Life Lesson #218: Don’t do a Tantalus

No matter how much you covet, desire, lust after, fall in love with what you perceive as the most beauteous, the most perfect, the most glorious of footwear, if the shoes don’t fit, leave them be.

In a irrational fit of longing and befuddled by the animal print, the velvety touch of pony skin, the artfully dishevelled leather bow, the delicate curves which make the wearer feel simultaneously like a ballet dancer with tiny, delicate footsies, Audrey Hepburn and a Leftbank Parisienne (not mutually exclusive things, admittedly), I purchased these lovelies.  Which are half a size too small and give me huge blisters on my heels and my toes within an hour of traipsing about in them.

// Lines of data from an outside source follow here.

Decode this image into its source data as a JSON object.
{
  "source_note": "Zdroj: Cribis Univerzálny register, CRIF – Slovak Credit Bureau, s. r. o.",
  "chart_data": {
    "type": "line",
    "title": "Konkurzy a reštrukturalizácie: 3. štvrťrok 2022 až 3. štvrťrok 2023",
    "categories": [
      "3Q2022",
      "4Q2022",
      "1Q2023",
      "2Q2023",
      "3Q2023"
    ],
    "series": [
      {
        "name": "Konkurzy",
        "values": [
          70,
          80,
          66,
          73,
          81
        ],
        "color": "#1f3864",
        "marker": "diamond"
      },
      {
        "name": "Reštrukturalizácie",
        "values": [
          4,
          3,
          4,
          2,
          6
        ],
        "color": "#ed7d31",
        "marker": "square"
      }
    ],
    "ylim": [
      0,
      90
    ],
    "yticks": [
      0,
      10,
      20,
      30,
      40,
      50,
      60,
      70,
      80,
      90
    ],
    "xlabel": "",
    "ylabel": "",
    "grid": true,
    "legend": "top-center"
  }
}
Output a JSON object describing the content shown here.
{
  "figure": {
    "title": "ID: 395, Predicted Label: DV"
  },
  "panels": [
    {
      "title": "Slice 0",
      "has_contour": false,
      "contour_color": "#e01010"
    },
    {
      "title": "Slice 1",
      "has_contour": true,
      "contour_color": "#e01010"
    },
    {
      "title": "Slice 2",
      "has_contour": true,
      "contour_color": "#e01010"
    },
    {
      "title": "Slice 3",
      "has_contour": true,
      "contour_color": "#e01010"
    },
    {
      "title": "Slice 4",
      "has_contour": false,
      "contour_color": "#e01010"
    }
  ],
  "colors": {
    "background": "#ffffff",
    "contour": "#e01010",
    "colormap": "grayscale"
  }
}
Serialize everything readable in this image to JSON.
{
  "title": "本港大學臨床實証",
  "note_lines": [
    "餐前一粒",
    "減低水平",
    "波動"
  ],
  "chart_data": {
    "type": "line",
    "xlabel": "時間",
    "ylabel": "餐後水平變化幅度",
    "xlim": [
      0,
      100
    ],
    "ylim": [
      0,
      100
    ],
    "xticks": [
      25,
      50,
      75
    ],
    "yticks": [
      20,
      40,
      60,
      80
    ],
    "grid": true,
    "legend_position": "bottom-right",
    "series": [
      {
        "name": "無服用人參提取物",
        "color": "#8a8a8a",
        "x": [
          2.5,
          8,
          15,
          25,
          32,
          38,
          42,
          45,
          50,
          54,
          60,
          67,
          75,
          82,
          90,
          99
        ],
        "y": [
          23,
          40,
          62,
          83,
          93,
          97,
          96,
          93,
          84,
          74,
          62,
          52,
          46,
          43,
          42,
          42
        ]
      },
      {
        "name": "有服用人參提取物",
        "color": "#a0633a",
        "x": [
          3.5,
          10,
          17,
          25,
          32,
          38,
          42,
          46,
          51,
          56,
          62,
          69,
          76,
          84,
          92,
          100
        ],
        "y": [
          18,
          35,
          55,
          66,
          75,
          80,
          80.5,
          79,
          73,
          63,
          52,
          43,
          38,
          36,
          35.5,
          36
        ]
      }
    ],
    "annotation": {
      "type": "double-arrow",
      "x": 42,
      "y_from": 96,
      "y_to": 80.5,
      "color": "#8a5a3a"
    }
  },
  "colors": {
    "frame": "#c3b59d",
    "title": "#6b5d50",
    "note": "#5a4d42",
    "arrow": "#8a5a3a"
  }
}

I’ve tried stuffing them with wet newspaper, placing plastic bags filled with water in them before putting them in the freezer and even paid for them to be professionally stretched.  All for naught.  Pony skin, it would seem, does not stretch like leather does.

And now they sit in my wardrobe, tantalising out of wear.  As happened to Tantalus, the rather nasty ancient Greek king whose eternal punishment was to stand below vines and their bounty of grapes which receded from his grasp each time he reached towards them to quench his thirst and hunger.

I wonder if there was any way to encourage one’s feet to shrink?